Otherwise, he noted, the few, large deposit-taking banks would subsidize risky investment banking with insured deposits and a "too big to fail" condition that would only lead to increasingly riskier trading and underwriting activities.
This week, Mervyn King, Governor of the Bank of England, and Paul Volcker, former US Fed chairman, once again called for separation of investment and commercial banking. For pretty much the same reasons B prophesied over a decade ago.
Both central bankers identified the increasingly risky behavior of commercial banks which have bulked up proprietary trading and underwriting activities.
Yet, one only has to look at this week's mortgage loan delinquencies at Wells Fargo to see that my old Chase Manhattan boss, Gerry Weiss, was prescient when he observed that money center banks didn't need to enter investment banking to lose money. They could do that in their regular businesses through the usual abandonment of credit standards in pursuit of market share as various product/markets exhibited strong growth in demand.
Is a return to an era of a Glass-Steagall type of separation of investment and commercial banking possible?
If the current administration and Congress have their way, quite possibly.
Given the quick return to risky trading activities at Chase this past quarter, it's clear that the combination of the two types of banking is going to once again, in time, lead to risk-based profits for shareholders and compensation for employees, while heavy losses will once again tax the FDIC and result in federal rescues.

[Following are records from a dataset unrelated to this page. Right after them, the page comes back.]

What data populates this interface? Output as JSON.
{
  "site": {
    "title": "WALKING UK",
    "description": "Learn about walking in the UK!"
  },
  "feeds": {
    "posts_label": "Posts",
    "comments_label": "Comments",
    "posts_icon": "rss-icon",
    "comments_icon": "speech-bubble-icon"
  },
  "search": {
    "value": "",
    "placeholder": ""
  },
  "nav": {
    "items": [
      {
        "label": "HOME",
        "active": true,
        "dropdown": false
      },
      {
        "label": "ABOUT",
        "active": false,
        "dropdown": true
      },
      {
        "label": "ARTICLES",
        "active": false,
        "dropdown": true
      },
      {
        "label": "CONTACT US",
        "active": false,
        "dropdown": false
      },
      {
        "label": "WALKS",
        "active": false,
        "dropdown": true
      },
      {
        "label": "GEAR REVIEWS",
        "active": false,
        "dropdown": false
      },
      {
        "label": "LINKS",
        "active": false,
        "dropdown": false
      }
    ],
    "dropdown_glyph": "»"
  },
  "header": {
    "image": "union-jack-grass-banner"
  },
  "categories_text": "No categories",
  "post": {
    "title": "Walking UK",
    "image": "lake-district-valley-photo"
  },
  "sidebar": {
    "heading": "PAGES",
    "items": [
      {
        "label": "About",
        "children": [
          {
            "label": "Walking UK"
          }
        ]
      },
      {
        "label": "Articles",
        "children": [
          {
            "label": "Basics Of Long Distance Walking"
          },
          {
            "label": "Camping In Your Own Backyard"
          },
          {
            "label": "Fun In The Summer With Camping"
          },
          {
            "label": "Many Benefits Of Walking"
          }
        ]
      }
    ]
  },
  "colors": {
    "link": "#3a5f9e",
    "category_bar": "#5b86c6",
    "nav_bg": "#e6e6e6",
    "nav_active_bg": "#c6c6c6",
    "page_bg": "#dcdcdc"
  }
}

Just a few days ago, on Tuesday, Columbia finance professor Charles Calomiris authored another flawed editorial in the Wall Street Journal, on the subject of universal banks combining investment and commercial banking. The last one one which I posted, here, was exactly a year ago.
Because Calomiris' piece was so long, and contains a number of fallacies, I'll touch on it in a subsequent post.
But, for me, King and Volcker represent far more objective, reasoned positions on the subject of separating riskier banking activities from those of insured deposit-taking institutions.